Touchez pas au grisbi / Ganimet (1954)

12 Ağustos 2024

Jacques Becker en sevdiğim yönetmenlerden biri. Her filmi ayrı bir yolculuk gibi ele alan, belirli bir teknik stilde ısrar etmeyen, anların, planların, atmosferin özgünlüğüne kafa yoran çok özel bir isim. Bambaşka tarzlarda filmler çeken yönetmenleri (Jules Dassin, Jean-Pierre Melville, François Truffaut, Jean-Luc Godard gibi) etkilemiş olmasını bu özelliklerine bağlıyorum. Üstelik, Becker mizahi yönü güçlü, entelektüel bir sanatçıydı ve görece genç bir yaşta, 53’ünde hayatını kaybetmiş olmasına rağmen ardında benzersiz eserlerden oluşan müthiş bir filmografi bıraktı.

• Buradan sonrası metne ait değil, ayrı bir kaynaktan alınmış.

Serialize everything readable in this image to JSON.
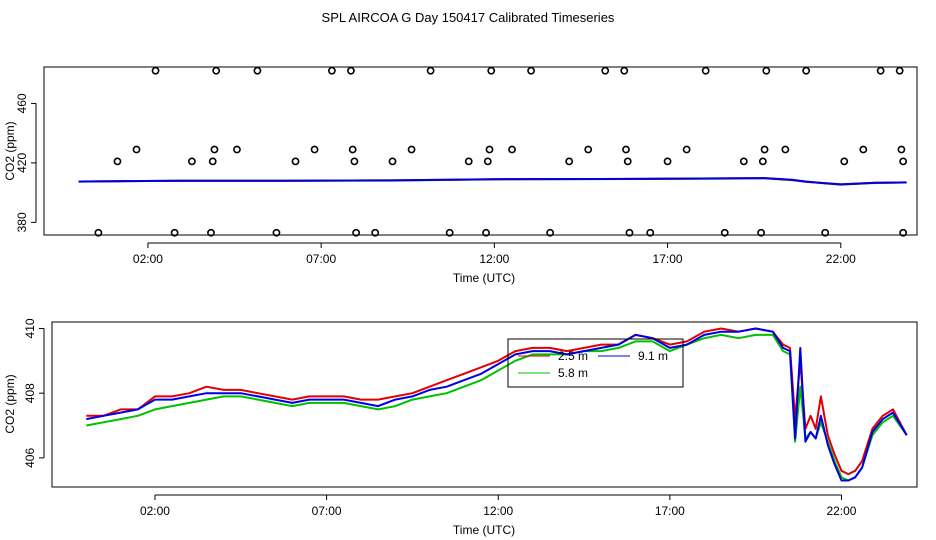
{
  "page_title": "SPL AIRCOA G  Day 150417  Calibrated Timeseries",
  "colors": {
    "red": "#e00000",
    "green": "#00c000",
    "blue": "#0000e6",
    "axis": "#000000"
  },
  "chart_data": [
    {
      "type": "scatter",
      "title": "",
      "xlabel": "Time (UTC)",
      "ylabel": "CO2 (ppm)",
      "xlim": [
        -1.0,
        24.2
      ],
      "ylim": [
        371.5,
        484.5
      ],
      "x_ticks": [
        2,
        7,
        12,
        17,
        22
      ],
      "x_tick_labels": [
        "02:00",
        "07:00",
        "12:00",
        "17:00",
        "22:00"
      ],
      "y_ticks": [
        380,
        420,
        460
      ],
      "y_tick_labels": [
        "380",
        "420",
        "460"
      ],
      "grid": false,
      "points": [
        {
          "x": 0.57,
          "y": 373
        },
        {
          "x": 1.12,
          "y": 421
        },
        {
          "x": 1.67,
          "y": 429
        },
        {
          "x": 2.22,
          "y": 482
        },
        {
          "x": 2.77,
          "y": 373
        },
        {
          "x": 3.27,
          "y": 421
        },
        {
          "x": 3.82,
          "y": 373
        },
        {
          "x": 3.87,
          "y": 421
        },
        {
          "x": 3.92,
          "y": 429
        },
        {
          "x": 3.97,
          "y": 482
        },
        {
          "x": 4.57,
          "y": 429
        },
        {
          "x": 5.16,
          "y": 482
        },
        {
          "x": 5.71,
          "y": 373
        },
        {
          "x": 6.26,
          "y": 421
        },
        {
          "x": 6.81,
          "y": 429
        },
        {
          "x": 7.31,
          "y": 482
        },
        {
          "x": 7.86,
          "y": 482
        },
        {
          "x": 7.91,
          "y": 429
        },
        {
          "x": 7.96,
          "y": 421
        },
        {
          "x": 8.01,
          "y": 373
        },
        {
          "x": 8.56,
          "y": 373
        },
        {
          "x": 9.06,
          "y": 421
        },
        {
          "x": 9.61,
          "y": 429
        },
        {
          "x": 10.16,
          "y": 482
        },
        {
          "x": 10.71,
          "y": 373
        },
        {
          "x": 11.26,
          "y": 421
        },
        {
          "x": 11.76,
          "y": 373
        },
        {
          "x": 11.81,
          "y": 421
        },
        {
          "x": 11.86,
          "y": 429
        },
        {
          "x": 11.91,
          "y": 482
        },
        {
          "x": 12.51,
          "y": 429
        },
        {
          "x": 13.06,
          "y": 482
        },
        {
          "x": 13.61,
          "y": 373
        },
        {
          "x": 14.16,
          "y": 421
        },
        {
          "x": 14.71,
          "y": 429
        },
        {
          "x": 15.2,
          "y": 482
        },
        {
          "x": 15.75,
          "y": 482
        },
        {
          "x": 15.8,
          "y": 429
        },
        {
          "x": 15.85,
          "y": 421
        },
        {
          "x": 15.9,
          "y": 373
        },
        {
          "x": 16.5,
          "y": 373
        },
        {
          "x": 17.0,
          "y": 421
        },
        {
          "x": 17.55,
          "y": 429
        },
        {
          "x": 18.1,
          "y": 482
        },
        {
          "x": 18.65,
          "y": 373
        },
        {
          "x": 19.2,
          "y": 421
        },
        {
          "x": 19.7,
          "y": 373
        },
        {
          "x": 19.75,
          "y": 421
        },
        {
          "x": 19.8,
          "y": 429
        },
        {
          "x": 19.85,
          "y": 482
        },
        {
          "x": 20.4,
          "y": 429
        },
        {
          "x": 21.0,
          "y": 482
        },
        {
          "x": 21.55,
          "y": 373
        },
        {
          "x": 22.1,
          "y": 421
        },
        {
          "x": 22.65,
          "y": 429
        },
        {
          "x": 23.15,
          "y": 482
        },
        {
          "x": 23.7,
          "y": 482
        },
        {
          "x": 23.75,
          "y": 429
        },
        {
          "x": 23.8,
          "y": 421
        },
        {
          "x": 23.8,
          "y": 373
        }
      ],
      "series": [
        {
          "color": "red",
          "x": [
            0.0,
            3,
            6,
            9,
            12,
            15,
            18,
            19.8,
            20.6,
            21.0,
            21.5,
            22.0,
            23.0,
            23.9
          ],
          "values": [
            407.5,
            408.0,
            408.0,
            408.2,
            409.0,
            409.2,
            409.5,
            409.8,
            408.5,
            407.2,
            406.5,
            405.6,
            406.6,
            406.8
          ]
        },
        {
          "color": "green",
          "x": [
            0.0,
            3,
            6,
            9,
            12,
            15,
            18,
            19.8,
            20.6,
            21.0,
            21.5,
            22.0,
            23.0,
            23.9
          ],
          "values": [
            407.5,
            408.0,
            408.0,
            408.1,
            408.9,
            409.1,
            409.4,
            409.6,
            408.3,
            407.5,
            406.3,
            405.4,
            406.5,
            406.8
          ]
        },
        {
          "color": "blue",
          "x": [
            0.0,
            3,
            6,
            9,
            12,
            15,
            18,
            19.8,
            20.6,
            21.0,
            21.5,
            22.0,
            23.0,
            23.9
          ],
          "values": [
            407.4,
            408.0,
            408.0,
            408.2,
            409.0,
            409.2,
            409.5,
            409.8,
            408.6,
            407.4,
            406.4,
            405.5,
            406.6,
            406.9
          ]
        }
      ]
    },
    {
      "type": "line",
      "title": "",
      "xlabel": "Time (UTC)",
      "ylabel": "CO2 (ppm)",
      "xlim": [
        -1.0,
        24.2
      ],
      "ylim": [
        405.1,
        410.2
      ],
      "x_ticks": [
        2,
        7,
        12,
        17,
        22
      ],
      "x_tick_labels": [
        "02:00",
        "07:00",
        "12:00",
        "17:00",
        "22:00"
      ],
      "y_ticks": [
        406,
        408,
        410
      ],
      "y_tick_labels": [
        "406",
        "408",
        "410"
      ],
      "grid": false,
      "legend": {
        "position": "top-center",
        "entries": [
          {
            "label": "2.5 m",
            "color": "red"
          },
          {
            "label": "5.8 m",
            "color": "green"
          },
          {
            "label": "9.1 m",
            "color": "blue"
          }
        ]
      },
      "series": [
        {
          "name": "2.5 m",
          "color": "red",
          "x": [
            0.0,
            0.5,
            1.0,
            1.5,
            2.0,
            2.5,
            3.0,
            3.5,
            4.0,
            4.5,
            5.0,
            5.5,
            6.0,
            6.5,
            7.0,
            7.5,
            8.0,
            8.5,
            9.0,
            9.5,
            10.0,
            10.5,
            11.0,
            11.5,
            12.0,
            12.5,
            13.0,
            13.5,
            14.0,
            14.5,
            15.0,
            15.5,
            16.0,
            16.5,
            17.0,
            17.5,
            18.0,
            18.5,
            19.0,
            19.5,
            20.0,
            20.3,
            20.5,
            20.65,
            20.8,
            20.95,
            21.1,
            21.25,
            21.4,
            21.6,
            21.8,
            22.0,
            22.2,
            22.4,
            22.6,
            22.9,
            23.2,
            23.5,
            23.9
          ],
          "values": [
            407.3,
            407.3,
            407.5,
            407.5,
            407.9,
            407.9,
            408.0,
            408.2,
            408.1,
            408.1,
            408.0,
            407.9,
            407.8,
            407.9,
            407.9,
            407.9,
            407.8,
            407.8,
            407.9,
            408.0,
            408.2,
            408.4,
            408.6,
            408.8,
            409.0,
            409.3,
            409.4,
            409.4,
            409.3,
            409.4,
            409.5,
            409.5,
            409.8,
            409.7,
            409.5,
            409.6,
            409.9,
            410.0,
            409.9,
            410.0,
            409.9,
            409.5,
            409.4,
            407.2,
            409.0,
            406.9,
            407.3,
            406.9,
            407.9,
            406.7,
            406.1,
            405.6,
            405.5,
            405.6,
            405.9,
            406.9,
            407.3,
            407.5,
            406.7
          ]
        },
        {
          "name": "5.8 m",
          "color": "green",
          "x": [
            0.0,
            0.5,
            1.0,
            1.5,
            2.0,
            2.5,
            3.0,
            3.5,
            4.0,
            4.5,
            5.0,
            5.5,
            6.0,
            6.5,
            7.0,
            7.5,
            8.0,
            8.5,
            9.0,
            9.5,
            10.0,
            10.5,
            11.0,
            11.5,
            12.0,
            12.5,
            13.0,
            13.5,
            14.0,
            14.5,
            15.0,
            15.5,
            16.0,
            16.5,
            17.0,
            17.5,
            18.0,
            18.5,
            19.0,
            19.5,
            20.0,
            20.3,
            20.5,
            20.65,
            20.8,
            20.95,
            21.1,
            21.25,
            21.4,
            21.6,
            21.8,
            22.0,
            22.2,
            22.4,
            22.6,
            22.9,
            23.2,
            23.5,
            23.9
          ],
          "values": [
            407.0,
            407.1,
            407.2,
            407.3,
            407.5,
            407.6,
            407.7,
            407.8,
            407.9,
            407.9,
            407.8,
            407.7,
            407.6,
            407.7,
            407.7,
            407.7,
            407.6,
            407.5,
            407.6,
            407.8,
            407.9,
            408.0,
            408.2,
            408.4,
            408.7,
            409.0,
            409.2,
            409.2,
            409.2,
            409.3,
            409.3,
            409.4,
            409.6,
            409.6,
            409.3,
            409.5,
            409.7,
            409.8,
            409.7,
            409.8,
            409.8,
            409.3,
            409.2,
            406.5,
            408.2,
            406.6,
            406.8,
            406.6,
            407.1,
            406.5,
            405.9,
            405.4,
            405.3,
            405.4,
            405.7,
            406.7,
            407.1,
            407.3,
            406.7
          ]
        },
        {
          "name": "9.1 m",
          "color": "blue",
          "x": [
            0.0,
            0.5,
            1.0,
            1.5,
            2.0,
            2.5,
            3.0,
            3.5,
            4.0,
            4.5,
            5.0,
            5.5,
            6.0,
            6.5,
            7.0,
            7.5,
            8.0,
            8.5,
            9.0,
            9.5,
            10.0,
            10.5,
            11.0,
            11.5,
            12.0,
            12.5,
            13.0,
            13.5,
            14.0,
            14.5,
            15.0,
            15.5,
            16.0,
            16.5,
            17.0,
            17.5,
            18.0,
            18.5,
            19.0,
            19.5,
            20.0,
            20.3,
            20.5,
            20.65,
            20.8,
            20.95,
            21.1,
            21.25,
            21.4,
            21.6,
            21.8,
            22.0,
            22.2,
            22.4,
            22.6,
            22.9,
            23.2,
            23.5,
            23.9
          ],
          "values": [
            407.2,
            407.3,
            407.4,
            407.5,
            407.8,
            407.8,
            407.9,
            408.0,
            408.0,
            408.0,
            407.9,
            407.8,
            407.7,
            407.8,
            407.8,
            407.8,
            407.7,
            407.6,
            407.8,
            407.9,
            408.1,
            408.2,
            408.4,
            408.6,
            408.9,
            409.2,
            409.3,
            409.3,
            409.2,
            409.3,
            409.4,
            409.5,
            409.8,
            409.7,
            409.4,
            409.5,
            409.8,
            409.9,
            409.9,
            410.0,
            409.9,
            409.4,
            409.3,
            406.6,
            409.4,
            406.5,
            406.8,
            406.6,
            407.3,
            406.4,
            405.8,
            405.3,
            405.3,
            405.4,
            405.7,
            406.8,
            407.2,
            407.4,
            406.7
          ]
        }
      ]
    }
  ]
}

Jacques Becker’in kariyerini tümüyle değiştiren olay, arkadaşı Paul Cezanne (meşhur ressamın oğlu) aracılığıyla yönetmen Jean Renoir’la (evet, bir diğer meşhur ressamın oğlu) tanışması oldu. Ayrı dünyaların insanı olan ikiliyi Erich von Stroheim’ın Greed (Hırs, 1924) filmine duydukları hayranlık yakınlaştırmıştı. Bu tanışma zamanla bir usta-çırak ilişkisine, sonra ev arkadaşlığına ve en sonunda da yedikleri-içtikleri ayrı gitmeyen sıkı bir dostluğa evrildi. Jean Renoir My Life and My Films (Yaşamım ve Filmlerim) adlı kıymetli hatıratında, asistanı Becker için “Jacques’ın öldüğü fikrine bir türlü alışamadım. Kardeşim ve oğlum gibiydi” yazacaktı.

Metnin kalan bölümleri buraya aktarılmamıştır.